I doubt that the Cottonwood tree is at the top of many people’s favorite tree lists. With its heavy seeding, wood that is too weak to be used for woodworking or even firewood, and large root system that can spread quickly it seems to be lacking for human use and co-habitation. But, this is precisely why I have such respect and intrigue for the Cottonwood. This tree is good at being wild and stately, and it is best left in tree form in rural habitats.

Cottonwoods grow quickly and the canopy structure they form in later years is large and open, spreading out over streams, rivers and ponds providing shade for water creatures. The female tree seed capsules open up (usually around May) and the breeze broadcasts a “snowfall” of tufted white seeds, like cotton blowing through the air. I love to sit under an old Cottonwood and watch its vertically flat leaves shimmer in summer breezes; watching and listening to the dance of leaves and the flight of the seeds all in the protection of an enormous canopy is magic.

This tree is the symbol for me of abundance, the goodness of what a wild eco-system in tact could be like. Within the shade of a canopy, water, wind, and seed all present and moving towards something.
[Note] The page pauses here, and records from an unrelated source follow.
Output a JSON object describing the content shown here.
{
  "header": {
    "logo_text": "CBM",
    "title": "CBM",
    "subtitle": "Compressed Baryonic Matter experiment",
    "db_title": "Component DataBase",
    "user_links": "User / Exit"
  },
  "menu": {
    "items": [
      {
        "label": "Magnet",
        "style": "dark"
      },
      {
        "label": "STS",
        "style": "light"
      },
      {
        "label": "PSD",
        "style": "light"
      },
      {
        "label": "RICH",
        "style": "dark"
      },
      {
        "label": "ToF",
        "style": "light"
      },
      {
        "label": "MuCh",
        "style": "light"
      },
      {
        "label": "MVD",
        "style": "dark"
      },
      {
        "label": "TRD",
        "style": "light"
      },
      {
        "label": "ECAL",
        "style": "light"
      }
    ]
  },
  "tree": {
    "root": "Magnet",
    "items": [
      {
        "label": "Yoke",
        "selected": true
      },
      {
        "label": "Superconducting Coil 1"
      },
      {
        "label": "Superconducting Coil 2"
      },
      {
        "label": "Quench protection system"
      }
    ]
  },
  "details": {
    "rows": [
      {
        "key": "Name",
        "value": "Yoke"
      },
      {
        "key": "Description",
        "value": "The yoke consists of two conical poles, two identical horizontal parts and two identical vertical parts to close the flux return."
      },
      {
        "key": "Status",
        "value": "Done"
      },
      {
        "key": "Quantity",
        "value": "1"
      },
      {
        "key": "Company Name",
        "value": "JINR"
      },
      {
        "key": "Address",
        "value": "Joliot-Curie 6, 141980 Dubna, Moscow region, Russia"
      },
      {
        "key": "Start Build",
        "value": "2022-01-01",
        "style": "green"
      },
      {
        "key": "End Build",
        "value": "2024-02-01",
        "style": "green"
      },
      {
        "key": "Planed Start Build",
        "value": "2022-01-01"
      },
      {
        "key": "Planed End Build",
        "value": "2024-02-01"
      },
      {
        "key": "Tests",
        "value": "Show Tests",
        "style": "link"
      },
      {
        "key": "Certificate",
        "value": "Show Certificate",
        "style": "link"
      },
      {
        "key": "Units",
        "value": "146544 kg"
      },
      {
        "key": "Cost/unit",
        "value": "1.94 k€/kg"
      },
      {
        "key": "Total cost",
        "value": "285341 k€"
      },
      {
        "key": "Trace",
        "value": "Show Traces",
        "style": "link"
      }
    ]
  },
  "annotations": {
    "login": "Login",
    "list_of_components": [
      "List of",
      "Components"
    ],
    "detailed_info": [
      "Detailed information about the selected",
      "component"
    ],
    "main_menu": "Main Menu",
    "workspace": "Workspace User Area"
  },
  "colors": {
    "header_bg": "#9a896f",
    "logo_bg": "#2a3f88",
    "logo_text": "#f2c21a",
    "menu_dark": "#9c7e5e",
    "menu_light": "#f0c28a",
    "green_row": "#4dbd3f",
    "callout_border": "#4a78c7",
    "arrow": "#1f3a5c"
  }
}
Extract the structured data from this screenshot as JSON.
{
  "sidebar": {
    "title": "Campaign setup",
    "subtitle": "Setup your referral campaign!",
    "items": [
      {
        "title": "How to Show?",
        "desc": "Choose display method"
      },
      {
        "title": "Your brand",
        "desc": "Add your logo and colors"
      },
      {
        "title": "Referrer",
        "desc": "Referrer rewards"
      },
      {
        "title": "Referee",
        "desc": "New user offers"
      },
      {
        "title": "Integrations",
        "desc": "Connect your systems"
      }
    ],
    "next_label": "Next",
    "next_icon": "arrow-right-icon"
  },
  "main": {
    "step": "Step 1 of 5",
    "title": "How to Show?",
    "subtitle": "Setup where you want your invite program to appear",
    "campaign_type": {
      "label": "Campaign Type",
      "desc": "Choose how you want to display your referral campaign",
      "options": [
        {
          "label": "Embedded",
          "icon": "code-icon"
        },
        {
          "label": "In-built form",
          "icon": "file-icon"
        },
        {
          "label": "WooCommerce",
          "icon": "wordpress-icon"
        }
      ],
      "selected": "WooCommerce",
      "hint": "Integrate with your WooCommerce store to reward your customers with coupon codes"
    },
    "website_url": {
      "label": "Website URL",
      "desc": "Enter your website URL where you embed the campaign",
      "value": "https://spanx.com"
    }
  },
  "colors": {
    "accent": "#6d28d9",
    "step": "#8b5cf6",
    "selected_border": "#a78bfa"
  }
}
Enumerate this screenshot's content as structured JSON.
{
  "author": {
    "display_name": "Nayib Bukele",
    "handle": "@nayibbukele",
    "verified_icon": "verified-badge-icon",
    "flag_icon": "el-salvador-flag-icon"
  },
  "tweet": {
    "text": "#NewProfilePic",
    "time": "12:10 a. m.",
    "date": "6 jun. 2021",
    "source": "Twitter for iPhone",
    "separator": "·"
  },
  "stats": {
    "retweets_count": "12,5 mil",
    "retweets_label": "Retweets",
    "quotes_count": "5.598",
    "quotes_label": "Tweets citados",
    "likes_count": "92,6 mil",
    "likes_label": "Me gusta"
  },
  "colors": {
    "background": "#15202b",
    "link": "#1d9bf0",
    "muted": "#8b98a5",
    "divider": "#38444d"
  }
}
Perhaps you will find yourself under a Cottonwood this spring.

~ Marly

WELCOME JONATHAN!

Jonathan started at The Natural Garden in February 2015 and has lived in Harrisonburg and Rockingham County since 1992.  A father of two, a founding worker-owner of The Little Grill Collective in 2003, and a board member of Our Community Place since 2000, Jonathan brings over ten years of experience related to book keeping,financial management, and financial planning.
 
"From a young age, I was always good with numbers, computers, and keeping things organized. This has helped me to be successful at book keeping and finances for some of Harrisonburg's most special places.  But, it is the mountains that are my first love. The beauty and wonder of the natural world, especially of The Shenandoah Valley, move me deeply.  I am excited to be working with such an inspiring group of people here at The Natural Garden who also know and understand the value of nature and its ability to heal, nurture, and teach."